I wouldn’t be against them “locking my personal information in a vault” - my problem is with the “freedom of information sharing;” specifically, freely selling my valid email address.
Admittedly, I’m being a bit snarky with your comment.
However, on a more serious note: While I doubt Microsoft is doing this (mostly because they would not get away with it for long), here’s the trouble:
As Microsoft creates this “barrier for entry” (even if for understandable reasons), and the public culture accepts it, it opens up the floodgates, by way of example, for other less scrupulous companies to use this method - as I suspect many of them do - to harvest information for their own annoying purposes (junk mail, “special offers,” etc.), or, more dastardly, to sell it to third parties.
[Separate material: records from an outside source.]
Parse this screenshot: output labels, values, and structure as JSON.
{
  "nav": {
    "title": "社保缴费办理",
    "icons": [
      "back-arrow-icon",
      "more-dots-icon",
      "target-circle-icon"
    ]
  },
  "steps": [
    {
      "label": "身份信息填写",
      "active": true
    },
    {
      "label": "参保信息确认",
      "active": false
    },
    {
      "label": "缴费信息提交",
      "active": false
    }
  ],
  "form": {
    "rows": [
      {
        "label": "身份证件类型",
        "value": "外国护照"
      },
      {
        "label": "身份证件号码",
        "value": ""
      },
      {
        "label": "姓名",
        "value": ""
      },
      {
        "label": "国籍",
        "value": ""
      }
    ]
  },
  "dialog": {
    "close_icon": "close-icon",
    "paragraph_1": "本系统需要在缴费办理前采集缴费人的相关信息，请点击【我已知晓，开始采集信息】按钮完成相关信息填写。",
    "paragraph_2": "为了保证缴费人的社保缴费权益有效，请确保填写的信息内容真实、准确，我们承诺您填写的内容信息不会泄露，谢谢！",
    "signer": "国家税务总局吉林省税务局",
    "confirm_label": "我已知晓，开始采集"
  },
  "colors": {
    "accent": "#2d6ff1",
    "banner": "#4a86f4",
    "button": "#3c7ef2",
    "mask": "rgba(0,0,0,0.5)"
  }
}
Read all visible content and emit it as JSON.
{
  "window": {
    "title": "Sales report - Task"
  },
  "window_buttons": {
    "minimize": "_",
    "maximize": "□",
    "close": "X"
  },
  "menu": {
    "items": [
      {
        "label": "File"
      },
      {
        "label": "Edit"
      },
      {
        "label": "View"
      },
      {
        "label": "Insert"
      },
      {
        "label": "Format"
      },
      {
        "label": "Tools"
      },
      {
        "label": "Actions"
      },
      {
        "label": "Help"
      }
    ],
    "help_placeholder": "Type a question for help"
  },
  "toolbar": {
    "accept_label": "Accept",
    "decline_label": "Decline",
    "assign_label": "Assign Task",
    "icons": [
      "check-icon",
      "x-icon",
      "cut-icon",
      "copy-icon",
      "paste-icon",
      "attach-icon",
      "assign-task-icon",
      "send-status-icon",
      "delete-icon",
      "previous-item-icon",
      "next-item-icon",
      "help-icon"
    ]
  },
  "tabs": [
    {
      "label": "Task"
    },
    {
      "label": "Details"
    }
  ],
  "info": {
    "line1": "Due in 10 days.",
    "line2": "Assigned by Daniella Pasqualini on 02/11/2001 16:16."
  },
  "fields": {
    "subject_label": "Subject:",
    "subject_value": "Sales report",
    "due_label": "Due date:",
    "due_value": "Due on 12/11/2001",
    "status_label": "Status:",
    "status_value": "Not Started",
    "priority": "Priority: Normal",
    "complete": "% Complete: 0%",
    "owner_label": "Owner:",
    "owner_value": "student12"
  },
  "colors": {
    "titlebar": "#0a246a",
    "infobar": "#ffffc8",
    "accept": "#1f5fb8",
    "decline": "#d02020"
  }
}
Anyone who’s ever looked into spamming knows that it starts with a service selling, “verified addresses - guaranteed!”
Basically, if we come to expect that we must enter our name and email to use something, sooner or later, less-savvy net users (the same people who must be told over and over again not to open .exe files from strangers) are going to blithely and blindly continue to do so even if the website isn’t something as, er, ahem, “reputable” as say, Microsoft. It’s a bad example to set.
And while spam is annoying, I am never in favor of trading my privacy for security (to mangle the famous quote usually, and apparently, incorrectly attributed to Ben Franklin: “Anyone who trades liberty for security deserves neither liberty nor security.”).
Again, I think a set of (user-selected) rules that puts the onus on the blogger to moderate things that violate those rules is the best solution. Lazy people can always check off all the rules. Anything else is just suspicious, invasive, and annoying.